Starquake is an action-adventure platform game written by Stephen Crow for the ZX Spectrum and published by Bubble Bus Software in 1985. It was ported to the Commodore 64, MSX, Amstrad CPC, Atari 8-bit family, Tatung Einstein (all 1985), the BBC Micro (1987) and IBM compatibles and Atari ST (both 1988).

Plot
The player controls BLOB (Bio-Logically Operated Being), whose mission is to penetrate the unstable core of a rogue planet which has appeared from a black hole.  If the core is not repaired within the set time limit it will implode causing a chain reaction which will destroy the entire universe.  The planet is inhabited by various primitive creatures, all hazardous to the touch, and the remnants of a previous civilisation which provides the items needed to rebuild and stabilise the planet core.

Gameplay

Within the game, there are multiple ways to get around:

 Running is the default.
 Hover platforms can be used to fly, but prevent BLOB from picking up items.  BLOB can only mount and dismount hover platforms  at docking stations.
 BLOB can build his own short-lived platforms to reach high places.
 BLOB can get through some trap like doors by creating platforms then dropping onto them when they will disappear.
 There are some tube-shaped lifts which will lift BLOB upwards to the top. BLOB cannot enter these whilst on a hover platform.
 There are also multiple teleport booths scattered around the play area, each with its own destination code.
 Secret passages allow BLOB to take short cuts from one part of the map to another.  An infinite lives cheat printed by Your Sinclair inadvertently removed this ability.

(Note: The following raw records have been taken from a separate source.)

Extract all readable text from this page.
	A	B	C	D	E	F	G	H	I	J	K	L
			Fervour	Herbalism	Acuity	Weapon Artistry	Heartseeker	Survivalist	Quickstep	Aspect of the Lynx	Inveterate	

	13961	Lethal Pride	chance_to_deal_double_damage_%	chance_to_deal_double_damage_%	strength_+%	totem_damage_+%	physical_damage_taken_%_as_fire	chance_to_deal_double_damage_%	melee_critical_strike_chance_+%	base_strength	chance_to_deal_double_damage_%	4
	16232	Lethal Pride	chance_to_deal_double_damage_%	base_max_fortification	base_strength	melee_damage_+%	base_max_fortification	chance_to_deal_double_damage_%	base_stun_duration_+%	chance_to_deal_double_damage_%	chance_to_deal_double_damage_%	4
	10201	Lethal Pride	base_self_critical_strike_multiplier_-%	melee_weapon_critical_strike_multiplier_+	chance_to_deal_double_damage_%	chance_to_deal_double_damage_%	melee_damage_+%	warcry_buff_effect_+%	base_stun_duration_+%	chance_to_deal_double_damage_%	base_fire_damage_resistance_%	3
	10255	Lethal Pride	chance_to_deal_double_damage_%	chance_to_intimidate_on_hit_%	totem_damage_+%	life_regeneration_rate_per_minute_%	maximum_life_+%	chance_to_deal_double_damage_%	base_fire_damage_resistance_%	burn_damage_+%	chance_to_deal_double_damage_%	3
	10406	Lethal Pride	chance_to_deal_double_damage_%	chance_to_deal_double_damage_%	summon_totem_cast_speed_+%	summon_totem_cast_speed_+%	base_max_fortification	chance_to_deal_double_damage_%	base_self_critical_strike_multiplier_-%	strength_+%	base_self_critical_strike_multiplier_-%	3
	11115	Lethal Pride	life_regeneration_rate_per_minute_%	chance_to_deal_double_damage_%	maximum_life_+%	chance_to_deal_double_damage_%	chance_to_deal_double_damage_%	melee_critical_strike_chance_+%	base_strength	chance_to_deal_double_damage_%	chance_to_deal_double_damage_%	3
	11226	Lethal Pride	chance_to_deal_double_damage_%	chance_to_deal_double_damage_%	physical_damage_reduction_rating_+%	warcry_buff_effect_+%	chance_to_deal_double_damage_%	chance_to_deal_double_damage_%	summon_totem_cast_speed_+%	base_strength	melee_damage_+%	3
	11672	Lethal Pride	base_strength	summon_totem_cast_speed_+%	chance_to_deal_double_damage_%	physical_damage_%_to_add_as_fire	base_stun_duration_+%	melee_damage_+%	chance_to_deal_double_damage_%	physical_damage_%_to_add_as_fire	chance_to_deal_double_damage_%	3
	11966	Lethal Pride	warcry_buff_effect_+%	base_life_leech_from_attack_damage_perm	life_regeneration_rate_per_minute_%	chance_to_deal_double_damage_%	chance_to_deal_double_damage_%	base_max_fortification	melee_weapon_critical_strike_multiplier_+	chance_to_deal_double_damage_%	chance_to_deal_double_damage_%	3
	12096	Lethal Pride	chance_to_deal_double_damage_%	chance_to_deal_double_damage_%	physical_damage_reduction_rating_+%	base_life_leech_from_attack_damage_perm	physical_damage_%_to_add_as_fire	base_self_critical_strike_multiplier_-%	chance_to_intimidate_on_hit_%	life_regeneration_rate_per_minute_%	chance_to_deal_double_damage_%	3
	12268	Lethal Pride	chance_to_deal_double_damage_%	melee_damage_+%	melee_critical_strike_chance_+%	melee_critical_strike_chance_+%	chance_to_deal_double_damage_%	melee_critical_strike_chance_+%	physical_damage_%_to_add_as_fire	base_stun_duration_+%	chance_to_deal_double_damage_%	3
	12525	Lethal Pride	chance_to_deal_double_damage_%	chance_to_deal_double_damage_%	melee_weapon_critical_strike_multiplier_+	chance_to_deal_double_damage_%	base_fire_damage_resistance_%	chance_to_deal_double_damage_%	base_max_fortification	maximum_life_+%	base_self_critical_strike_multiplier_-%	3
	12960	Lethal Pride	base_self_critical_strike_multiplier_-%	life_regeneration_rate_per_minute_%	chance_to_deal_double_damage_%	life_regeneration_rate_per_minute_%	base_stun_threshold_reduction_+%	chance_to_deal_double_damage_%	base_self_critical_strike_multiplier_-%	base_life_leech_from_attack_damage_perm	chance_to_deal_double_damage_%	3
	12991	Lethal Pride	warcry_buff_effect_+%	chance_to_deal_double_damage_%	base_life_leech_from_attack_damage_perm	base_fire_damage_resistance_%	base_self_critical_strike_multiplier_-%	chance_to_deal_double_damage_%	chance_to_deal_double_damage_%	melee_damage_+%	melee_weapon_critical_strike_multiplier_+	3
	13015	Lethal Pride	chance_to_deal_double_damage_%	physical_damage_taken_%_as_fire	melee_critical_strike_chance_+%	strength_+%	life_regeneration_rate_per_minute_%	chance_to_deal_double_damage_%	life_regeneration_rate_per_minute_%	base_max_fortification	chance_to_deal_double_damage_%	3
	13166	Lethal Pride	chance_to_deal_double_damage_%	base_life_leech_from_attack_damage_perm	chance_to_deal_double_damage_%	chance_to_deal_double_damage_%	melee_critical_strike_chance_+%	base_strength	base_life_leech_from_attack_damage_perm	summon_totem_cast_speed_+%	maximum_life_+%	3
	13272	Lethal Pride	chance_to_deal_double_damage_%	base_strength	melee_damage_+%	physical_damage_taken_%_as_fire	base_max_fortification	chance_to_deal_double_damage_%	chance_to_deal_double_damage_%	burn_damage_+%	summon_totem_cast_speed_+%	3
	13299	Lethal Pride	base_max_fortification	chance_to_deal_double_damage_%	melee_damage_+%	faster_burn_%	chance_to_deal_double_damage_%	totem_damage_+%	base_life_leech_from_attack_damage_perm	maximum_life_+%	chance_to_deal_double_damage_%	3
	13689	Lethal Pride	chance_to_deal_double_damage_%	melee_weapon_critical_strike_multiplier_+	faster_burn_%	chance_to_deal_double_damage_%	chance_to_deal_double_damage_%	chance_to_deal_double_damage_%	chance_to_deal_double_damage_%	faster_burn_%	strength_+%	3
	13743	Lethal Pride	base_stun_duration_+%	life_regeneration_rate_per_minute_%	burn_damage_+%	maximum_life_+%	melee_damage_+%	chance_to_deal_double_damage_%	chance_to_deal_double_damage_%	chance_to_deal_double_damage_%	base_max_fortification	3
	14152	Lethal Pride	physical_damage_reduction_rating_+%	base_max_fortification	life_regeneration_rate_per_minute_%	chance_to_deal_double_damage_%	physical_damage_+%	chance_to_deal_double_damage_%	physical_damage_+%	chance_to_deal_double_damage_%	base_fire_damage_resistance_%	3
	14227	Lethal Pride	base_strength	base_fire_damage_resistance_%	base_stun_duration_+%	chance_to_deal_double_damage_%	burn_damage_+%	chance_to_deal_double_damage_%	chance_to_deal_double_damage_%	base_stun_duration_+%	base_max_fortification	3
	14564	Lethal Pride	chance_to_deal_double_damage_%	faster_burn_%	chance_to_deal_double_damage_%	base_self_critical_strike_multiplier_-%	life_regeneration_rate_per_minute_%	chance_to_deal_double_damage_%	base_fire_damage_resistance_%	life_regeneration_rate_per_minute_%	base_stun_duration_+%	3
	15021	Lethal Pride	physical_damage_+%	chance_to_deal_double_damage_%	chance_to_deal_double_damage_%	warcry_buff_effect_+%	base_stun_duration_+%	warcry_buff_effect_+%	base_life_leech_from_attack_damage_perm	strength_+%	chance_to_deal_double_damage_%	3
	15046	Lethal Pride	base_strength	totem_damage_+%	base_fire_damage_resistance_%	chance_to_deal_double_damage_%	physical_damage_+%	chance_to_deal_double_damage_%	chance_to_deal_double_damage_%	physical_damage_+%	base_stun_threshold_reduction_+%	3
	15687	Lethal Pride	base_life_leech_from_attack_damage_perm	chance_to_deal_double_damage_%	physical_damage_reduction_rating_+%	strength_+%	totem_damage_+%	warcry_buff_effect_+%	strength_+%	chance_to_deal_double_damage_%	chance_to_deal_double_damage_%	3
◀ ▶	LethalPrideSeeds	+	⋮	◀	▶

BLOB is able to carry up to four items at once, using a FIFO arrangement. Some of the items encountered will be useful to repair the core, while others will need to be exchanged using a Cheops Pyramid for something more useful. There is an Access credit card, which can fill in for any of the numbered chips needed to get through security doors, and for using the aforementioned Pyramid. There is also a Key which can be used to open doors.

As well as items needed to repair the core, the Access card and Key, there are items which will top up BLOB's energy, his platform building capacity or his firepower. There is one cylinder like object which will top up whichever level is lowest, and even add a life if BLOB is down to his last. BLOB can also top up his lives by collecting joysticks which represent an extra life.

Points are scored for shooting the various moving hazardous creatures, worth between 80 and 320 points each, and 10,000 points per core item replaced. 250 points are scored each time BLOB enters a new screen. There are also other hazards, dangerous spikes and energy fields that will kill BLOB on contact, as will the mines that move around like the creatures.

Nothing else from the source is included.